We look in vain into the evidence of this cause for the proof of any willful negligence on the part of the Bridge Association. Some of the witnesses say, the bridge was unsafe before and at the time of the accident, whilst others, equally credible, give a contrary opinion. That the appellants were negligent in not providing additional precautions against the increased dangers occasioned by the construction of the railroad, and its operation by noisy machinery, may be true, but it is not of that degree denominated willful. To constitute willful negligence, the act done, or omitted to be done, must be intended. Mere neglect to keep a bridge in repair, cannot, ordinarily, be alleged to be willful; and we see no facts in this case to encourage such an idea.
It is of but little importance, whether' the bridge company permitted the railroad company the use of their bridge, or that it had been condemned for such use; the obligation pressed alike upon the bridge company to provide increased guards against new dangers. This they did not do, but it is very doubtful if the injury to the defendant was wholly caused from this neglect.

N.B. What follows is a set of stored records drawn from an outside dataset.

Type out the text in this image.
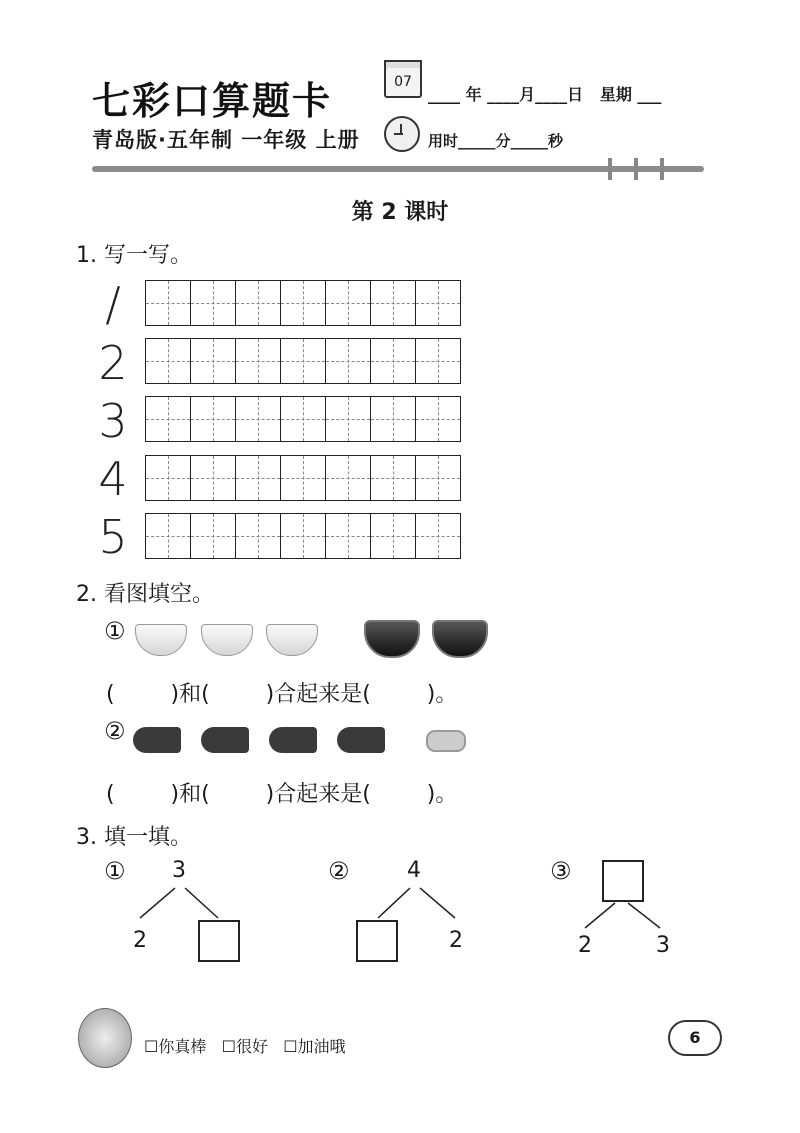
七彩口算题卡	07
____ 年 ____月____日   星期 ___
青岛版·五年制 一年级 上册	用时_____分_____秒
第 2 课时
1. 写一写。
/
2
3
4
5
2. 看图填空。
①
(        )和(        )合起来是(        )。
②
(        )和(        )合起来是(        )。
3. 填一填。
① 3
2
②	4
2
③
2	3
☐你真棒   ☐很好   ☐加油哦	6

The proof shows, that the want of care of the plaintiff contributed very essentially to produce the accident. He saw and heard the locomotive; he had time and opportunity to get down and take his horses by the head, as prudent men do every day even when plowing in their fields, on the approach of a locomotive. It is required of them, that they shall put themselves to some little trouble to avoid these accidents. Even when the wagon was pushed on the railing, some of the witnesses say, he had time to get out and save himself. He did not attempt to do anything, but sat in his wagon, wrapped in his buffalo-skin, whipping his horses, sawing their mouths with the reins and bits, and so carelessly and unskillfully managing them as to have contributed very materially to produce the disaster.

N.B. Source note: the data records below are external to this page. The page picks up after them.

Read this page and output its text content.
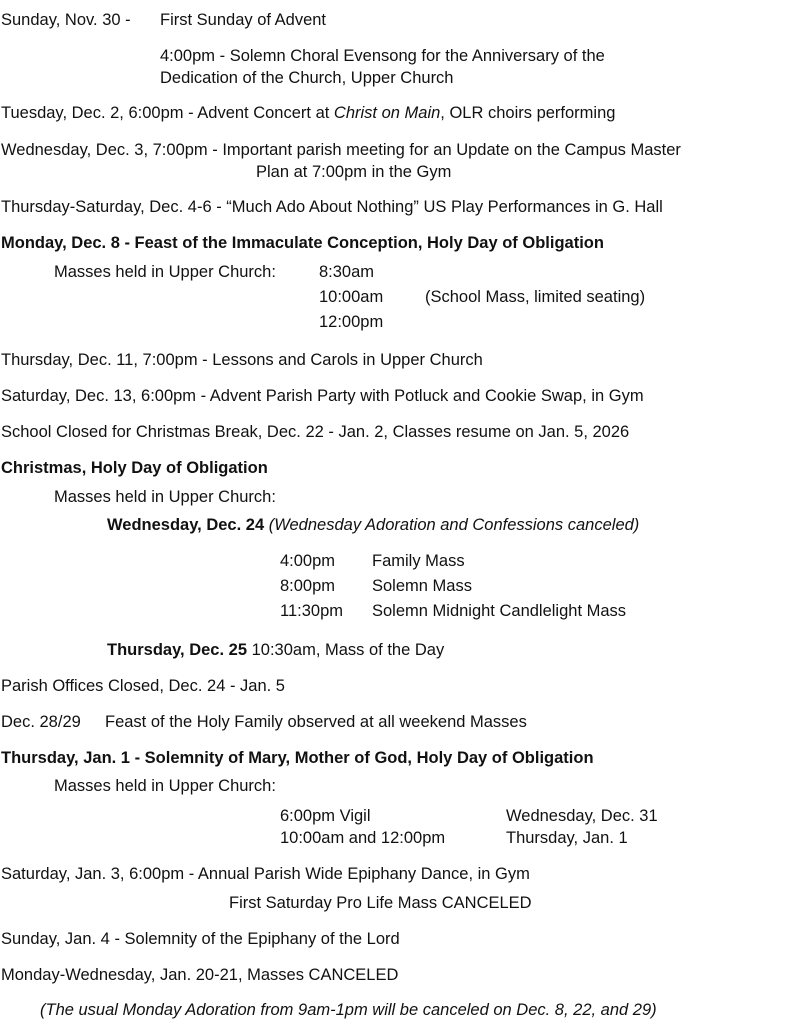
Sunday, Nov. 30 - First Sunday of Advent
4:00pm - Solemn Choral Evensong for the Anniversary of the
Dedication of the Church, Upper Church
Tuesday, Dec. 2, 6:00pm - Advent Concert at Christ on Main, OLR choirs performing
Wednesday, Dec. 3, 7:00pm - Important parish meeting for an Update on the Campus Master
Plan at 7:00pm in the Gym
Thursday-Saturday, Dec. 4-6 - “Much Ado About Nothing” US Play Performances in G. Hall
Monday, Dec. 8 - Feast of the Immaculate Conception, Holy Day of Obligation
Masses held in Upper Church:	8:30am
10:00am	(School Mass, limited seating)
12:00pm
Thursday, Dec. 11, 7:00pm - Lessons and Carols in Upper Church
Saturday, Dec. 13, 6:00pm - Advent Parish Party with Potluck and Cookie Swap, in Gym
School Closed for Christmas Break, Dec. 22 - Jan. 2, Classes resume on Jan. 5, 2026
Christmas, Holy Day of Obligation
Masses held in Upper Church:
Wednesday, Dec. 24 (Wednesday Adoration and Confessions canceled)
4:00pm Family Mass
8:00pm Solemn Mass
11:30pm Solemn Midnight Candlelight Mass
Thursday, Dec. 25 10:30am, Mass of the Day
Parish Offices Closed, Dec. 24 - Jan. 5
Dec. 28/29 Feast of the Holy Family observed at all weekend Masses
Thursday, Jan. 1 - Solemnity of Mary, Mother of God, Holy Day of Obligation
Masses held in Upper Church:
6:00pm Vigil	Wednesday, Dec. 31
10:00am and 12:00pm	Thursday, Jan. 1
Saturday, Jan. 3, 6:00pm - Annual Parish Wide Epiphany Dance, in Gym
First Saturday Pro Life Mass CANCELED
Sunday, Jan. 4 - Solemnity of the Epiphany of the Lord
Monday-Wednesday, Jan. 20-21, Masses CANCELED
(The usual Monday Adoration from 9am-1pm will be canceled on Dec. 8, 22, and 29)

We have said, repeatedly, in such actions for negligence, that the plaintiff, if not wholly free from fault, must be, as compared to the negligence of the defendant, so much less culpable as to incline the balance in his favor, both being in some fault.
It is true, the jury, by their finding, have ignored any negligence on the part of the plaintiff, and found willful negligence against the defendants. We do not think the testimony sustains them in such finding; that it is vastly the other way, and, taken in connection with the damages assessed, $5,750, manifests feeling and prejudice.
Our statute, L. 1853, p. 97, which is a copy of 9 and 10 Victoria, ch. 93, in case death ensues from such negligent acts, allows no more than five thousand dollars damages, however willful or malicious the act may be.
With what propriety the jury, in this case, for an injury, great, to be sure, but not endangering life, could find this verdict, if not influenced by prejudice, we do not well understand.
We think there is an absence of proof of willful negligence, and no foundation established for the damages awarded.
The tenth instruction was too broad, and must have had great weight with the jury in finding these damages. A man’s life may be in danger, and he receive no injury. The rule of damages, for personal injury inflicted by negligence, is loss of time during the cúre, and expense incurred in respect of it, the pain and suffering undergone by plaintiff, and any permanent injury, especially when it causes a disability from future exertion, and consequent pecuniary loss. The judgment is reversed, and the cause remanded.
Judgment reversed.
Chief Justice Catón did not hear the argument, and gave no opinion.